Я выспрашивал у отца, где он добыл эту рогатку, но он только посмеивался. В тот момент, когда я пробовал силу рогатки, натягивая резину, отец сказал:
— Запчасти в основном не днем крадут, а вечером. Если ты жары боишься, может, вечером пойдешь? Вечером можно забраться в машину и спать… — В его голосе слышалась настойчивость.
Я смешался и ответил, что лучше буду ходить днем, а про себя подумал, интересно, кто же дежурит там вечерами, и спросил об этом у отца.
— Сын моего знакомого, студент, подработать решил…
В этот день отец лег спать непривычно рано, еще не было и десяти, а вскоре послышался его храп.
На следующий день я налил чай в новый большой термос, завернул в платок коробочку с обедом и рогатку, взял на всякий случай зонтик от солнца, который мне навязала мать, и отправился на остановку рядом с Тидори-баси. На берегу реки я набрал камешков и положил их в карман.

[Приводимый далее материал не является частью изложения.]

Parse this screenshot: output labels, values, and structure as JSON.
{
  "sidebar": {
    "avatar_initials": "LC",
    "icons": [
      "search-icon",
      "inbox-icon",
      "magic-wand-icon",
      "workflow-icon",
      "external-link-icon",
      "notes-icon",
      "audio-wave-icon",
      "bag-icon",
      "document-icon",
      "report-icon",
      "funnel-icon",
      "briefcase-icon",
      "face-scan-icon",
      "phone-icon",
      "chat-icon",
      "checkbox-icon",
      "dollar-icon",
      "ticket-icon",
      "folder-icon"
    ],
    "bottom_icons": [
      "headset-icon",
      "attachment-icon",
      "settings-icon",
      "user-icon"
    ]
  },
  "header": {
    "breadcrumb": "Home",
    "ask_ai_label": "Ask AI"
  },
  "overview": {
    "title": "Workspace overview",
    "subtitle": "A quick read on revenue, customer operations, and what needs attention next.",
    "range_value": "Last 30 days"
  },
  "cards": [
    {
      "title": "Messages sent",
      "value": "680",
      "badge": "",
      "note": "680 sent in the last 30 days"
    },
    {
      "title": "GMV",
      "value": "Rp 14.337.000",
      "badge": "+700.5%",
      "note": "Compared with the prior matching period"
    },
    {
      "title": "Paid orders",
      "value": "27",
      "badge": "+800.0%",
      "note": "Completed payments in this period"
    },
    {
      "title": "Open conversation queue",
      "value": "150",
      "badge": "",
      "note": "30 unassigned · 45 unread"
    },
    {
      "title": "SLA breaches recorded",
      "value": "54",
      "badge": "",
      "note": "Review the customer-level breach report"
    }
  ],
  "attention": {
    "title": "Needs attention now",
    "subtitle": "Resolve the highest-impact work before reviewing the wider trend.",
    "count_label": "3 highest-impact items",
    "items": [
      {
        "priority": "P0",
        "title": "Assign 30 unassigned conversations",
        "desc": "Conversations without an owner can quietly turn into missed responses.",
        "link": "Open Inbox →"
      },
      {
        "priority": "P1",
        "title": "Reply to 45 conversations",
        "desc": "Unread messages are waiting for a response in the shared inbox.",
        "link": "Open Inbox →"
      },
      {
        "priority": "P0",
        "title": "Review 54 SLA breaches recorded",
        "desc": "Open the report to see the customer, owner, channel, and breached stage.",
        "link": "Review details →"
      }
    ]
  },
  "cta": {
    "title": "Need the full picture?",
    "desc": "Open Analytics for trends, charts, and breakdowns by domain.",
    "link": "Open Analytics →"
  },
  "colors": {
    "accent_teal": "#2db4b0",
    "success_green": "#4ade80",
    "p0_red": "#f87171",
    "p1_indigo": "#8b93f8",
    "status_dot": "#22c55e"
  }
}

Казалось, что стало еще тише, чем вчера, тишина стояла просто мертвая. Оттого что я все время напряженно ждал, когда появятся собаки, время шло быстро. Сначала я залез под самосвал, положил камешки рядом с обедом и с рогаткой наготове приготовился держать оборону. Время от времени я тренировался, стреляя из рогатки по валявшимся на пустыре битым кирпичам. Я так увлекся, что не заметил, как моя макушка оказалась перемазанной машинным маслом. Рогатка была что надо, не игрушка какая-нибудь, и била точно.